The SEC staff recently issued a report, as mandated under the JOBS Act, on its review of the disclosure provisions under Regulation S-K.  Chair White and Commissioner Gallagher had previously referred to the report in their speeches criticizing the existing disclosure regime and alluding to possible changes.

While over 100 pages, the bulk of the report is a historical accounting of the evolution of the current requirements.  The staff recommendations do not begin until page 92 and comprise less than 12% of the entire document.  According to the report, the overarching issues to be addressed include the possibility of principle-based disclosure rather than increasing static imperatives, scaling disclosure in accordance with different categories of issuers, a framework that distinguishes between “core” disclosure vs. periodic disclosure and offering information, and improving readability while discouraging repetition.  Potential reviews of the following were briefly addressed:

  • consolidating risk-based disclosure such as risk factors, legal proceedings and market risk disclosure;
  • updating the relevancy of disclosures regarding businesses and properties;
  • avoiding boilerplate for corporate governance requirements;
  • addressing concerns that executive compensation disclosure is too long and technical; and
  • making offering-related disclosure reflect the existing market.
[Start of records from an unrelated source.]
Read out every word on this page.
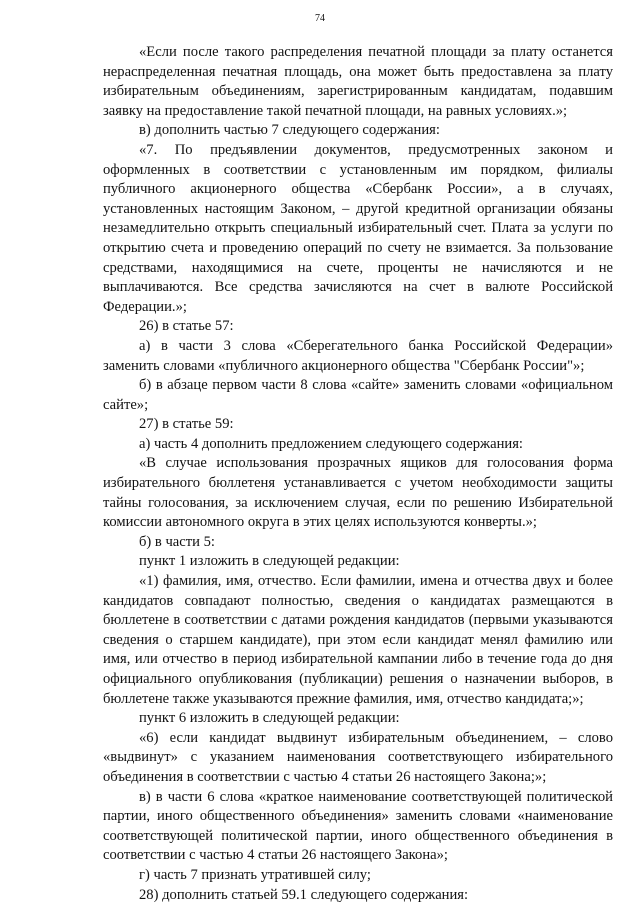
74

«Если после такого распределения печатной площади за плату останется нераспределенная печатная площадь, она может быть предоставлена за плату избирательным объединениям, зарегистрированным кандидатам, подавшим заявку на предоставление такой печатной площади, на равных условиях.»;

в) дополнить частью 7 следующего содержания:

«7. По предъявлении документов, предусмотренных законом и оформленных в соответствии с установленным им порядком, филиалы публичного акционерного общества «Сбербанк России», а в случаях, установленных настоящим Законом, – другой кредитной организации обязаны незамедлительно открыть специальный избирательный счет. Плата за услуги по открытию счета и проведению операций по счету не взимается. За пользование средствами, находящимися на счете, проценты не начисляются и не выплачиваются. Все средства зачисляются на счет в валюте Российской Федерации.»;

26) в статье 57:

а) в части 3 слова «Сберегательного банка Российской Федерации» заменить словами «публичного акционерного общества "Сбербанк России"»;

б) в абзаце первом части 8 слова «сайте» заменить словами «официальном сайте»;

27) в статье 59:

а) часть 4 дополнить предложением следующего содержания:

«В случае использования прозрачных ящиков для голосования форма избирательного бюллетеня устанавливается с учетом необходимости защиты тайны голосования, за исключением случая, если по решению Избирательной комиссии автономного округа в этих целях используются конверты.»;

б) в части 5:

пункт 1 изложить в следующей редакции:

«1) фамилия, имя, отчество. Если фамилии, имена и отчества двух и более кандидатов совпадают полностью, сведения о кандидатах размещаются в бюллетене в соответствии с датами рождения кандидатов (первыми указываются сведения о старшем кандидате), при этом если кандидат менял фамилию или имя, или отчество в период избирательной кампании либо в течение года до дня официального опубликования (публикации) решения о назначении выборов, в бюллетене также указываются прежние фамилия, имя, отчество кандидата;»;

пункт 6 изложить в следующей редакции:

«6) если кандидат выдвинут избирательным объединением, – слово «выдвинут» с указанием наименования соответствующего избирательного объединения в соответствии с частью 4 статьи 26 настоящего Закона;»;

в) в части 6 слова «краткое наименование соответствующей политической партии, иного общественного объединения» заменить словами «наименование соответствующей политической партии, иного общественного объединения в соответствии с частью 4 статьи 26 настоящего Закона»;

г) часть 7 признать утратившей силу;

28) дополнить статьей 59.1 следующего содержания:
Every line item was at least touched upon, as other areas mentioned include industry guides, Regulation M-A, the financial requirements in Regulation S-X and what amounts to additional rules contained in forms like Form 10-K.  The report, however, does not address the staff interpretations, guidance and comment letters that influence the amount and type of disclosures companies provide in complying with Regulation S-K.
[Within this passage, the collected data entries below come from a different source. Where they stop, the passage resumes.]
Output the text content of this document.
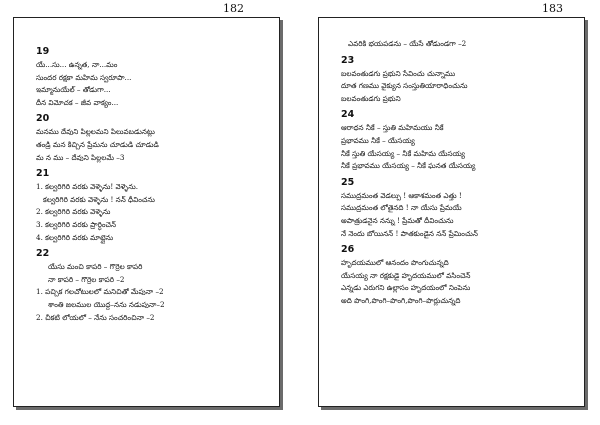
182	183
19
యే...సు... ఉన్నత, నా...మం
సుందర రక్షకా మహిమ స్వరూపా...
ఇమ్మానుయేల్ – తోడుగా...
దీన విమోచక – జీవ వాక్యం...
20
మనము దేవుని పిల్లలమని పిలువబడునట్లు
తండ్రి మన కిచ్చిన ప్రేమను చూడుడి చూడుడి
మ న ము – దేవుని పిల్లలమే –3
21
1. కల్వరిగిరి వరకు వెళ్ళెను! వెళ్ళెను.
కల్వరిగిరి వరకు వెళ్ళెను ! నన్ ధీవించను
2. కల్వరిగిరి వరకు వెళ్ళెను
3. కల్వరిగిరి వరకు ప్రార్ధించెన్
4. కల్వరిగిరి వరకు మాట్లైను
22
యేసు మంచి కాపరి – గొర్రెల కాపరి
నా కాపరి – గొర్రెల కాపరి –2
1. పచ్చిక గలచోటులలో మనిచితో మేపునా –2
శాంతి జలముల యొద్ద–నను నడుపునా–2
2. చీకటి లోయలో – నేను సంచరించినా –2
ఎవరికి భయపడను – యేసే తోడుండగా –2
23
బలవంతుడగు ప్రభుని సేవించు చున్నాము
దూత గణము వైక్యున సంస్తుతియారాధించును
బలవంతుడగు ప్రభుని
24
ఆరాధన నీకే – స్తుతి మహిమయు నీకే
ప్రభావము నీకే – యేసయ్య
నీకే స్తుతి యేసయ్య – నీకే మహిమ యేసయ్య
నీకే ప్రభావము యేసయ్య – నీకే ఘనత యేసయ్య
25
సముద్రమంత వెడల్పు ! ఆకాశమంత ఎత్తు !
సముద్రమంత లోతైనది ! నా యేసు ప్రేమయే
అపాత్రుడనైన నన్ను ! ప్రేమతో దీవించును
నే నెందు బోయినన్ ! పాతకుండైన నన్ ప్రేమించున్
26
హృదయములో ఆనందం పొంగుచున్నది
యేసయ్య నా రక్షకుడై హృదయములో వసించెన్
ఎన్నడు ఎరుగని ఉల్లాసం హృదయంలో నింపెను
అది పొంగి,పొంగి–పొంగి,పొంగి–పొర్లుచున్నది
The absence of specific details in the report reflects the staff’s beliefs that more information and review is necessary before specific recommendations can be formulated, including as to how disclosure can be simplified and technology can play a role, while economic analysis of the impact of any possible changes must be conducted.  The staff suggests a plan that would identify the broad topics to be covered, and then determine preliminary issues and ways to gather information from necessary parties for that topic, all prior to recommending any revisions.  Recognizing a targeted review could allow for quicker changes, the staff ultimately recommends a comprehensive approach instead.  It is unclear what next steps, if any, will be taken in this regard.